We're disappointed with the Samsung Gear S3 - and that's down to one thing: a severe lack of apps. We've seen how smartphones have exploded into life thanks to the crazy things app developers can do with them, but the Gear S3 relies almost solely on its inbuilt apps or ones that Samsung has commissioned to add new smartwatch features.
There are a few trickling through, but it's hard to say with confidence that this is a thriving ecosystem.
While we do understand why this watch is so expensive when you check out the spec list, it's hard to say that Samsung's optimised things for the better.
Who’s it for?
We've got a friend who owns the Samsung Gear S2, and rather likes it. When quizzed about the lack of apps, he just shrugged and said it was more for the notifications that he loved it the most - which seems like a waste of money.
However, if you've got a Samsung phone and like the idea of a large device on your wrist - and have a decent chunk of change to spend on it - the Gear S3 would be a good buy for you.
There are a few foibles within, but most of them can be accepted after a while, and you'll begin to enjoy the breadth of things you can do with it.
This review hasn't touched on Samsung Pay which is now available for Gear S3 owners in the UK, but we're reliably informed, by those who've had it available in their territory for a while, that it works very well as an alternative payment method, and it's far more convenient.
Being waterproof and packing GPS will open the door to new activities, and using the rotating bezel to slide through the interface is a neat touch, despite taking a little while to get used to.
Should I buy it?
It's hard to recommend this watch as a good buy, simply for the lack of things you can do with it. Even the inbuilt functions aren't perfect, with the sleep tracking, activity tracking and dynamic workouts all having some form of slip during our review.
The screen is large and beautiful to look at, but that's less of a concern on a smartwatch compared to your phone, which you'll look at four billion times per day, and while you can pump on the Always On Display, it absolutely sucks the life out of the battery.
And there's the cost: this thing is SO expensive that it's hard to justify.
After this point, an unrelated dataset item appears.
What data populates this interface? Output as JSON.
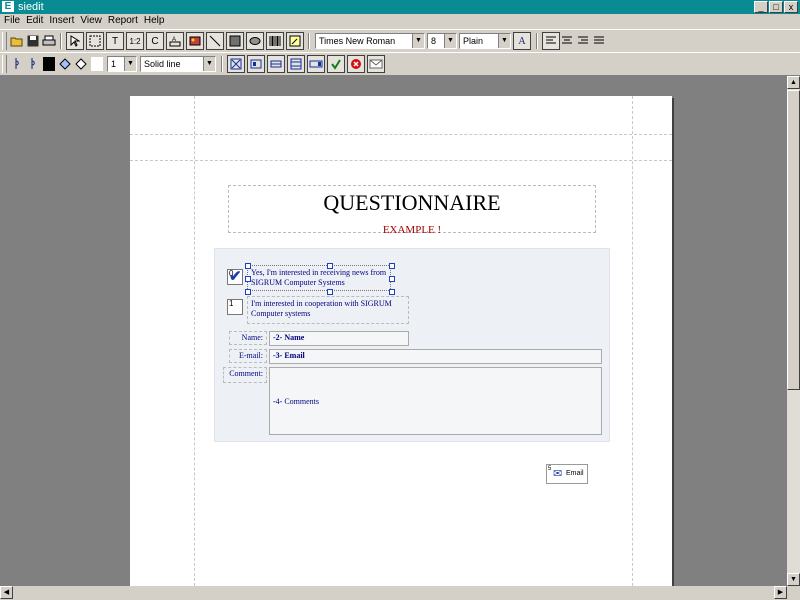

Yes, it's the same price as an Apple Watch, but at least that has a mildly-thriving app ecosystem, where Samsung still feels like it's finding its feet with this device.
The Samsung Gear S3 is effectively the fourth smartwatch from the brand, and each iteration adds in something cool - and having GPS makes a big difference to what we want to do with this watch.
The running tracking is decent enough, although a long way from perfect, and the over-sized nature means it won't appeal to a lot of watch-wearers. The battery life is good, the music playback options strong... and while it does suffer from a severe lack of third party apps, it’s hard to say they’d add a huge amount to the ecosystem anyway.
That said, having a few basic games and Uber / Under Armour as your main app is not enough to sell this watch to anyone.
There are some 'companion' functions it can offer with apps from the Google Play Store, but disconnect the Gear S3 from your phone and it’s game over.
In short, the Samsung Gear S3 is a brilliant smartwatch in many ways - it just suffers from the fact that nobody really needs a smartwatch. It does things that Samsung has dreamed up because it suddenly had a screen on your wrist, but doesn’t do some of them very well.
There's also now the Samsung Gear Sport to consider, which has effectively replaced the Gear S3 and does offer some extra features.
If you want just notifications, then the Gear S3 will work for you really well - but you'll be paying an awful lot for the privilege.
It's actually only really competent at dealing with your music, and things like not being able set the bezel to control your music volume when the screen is off feel like missed opportunities.
If it sounds like we're struggling to give a solid verdict to the Samsung Gear S3, that's because we really are. There are loads of functions on here we like to see, from GPS to sleep tracking to multi-day battery life to clear screens to good music playback... but they're just, well, there, and don't do anything spectacular.
For this price, a smartwatch needs to be have a genuinely excellent USP to be considered a must-buy product.
That said, it’s easily the match of, and in some areas outstrips, the Apple Watch - if you’re an Android user (or possibly even iPhone) looking for a smartwatch and can stand the current lack of apps, this is probably the choice for you.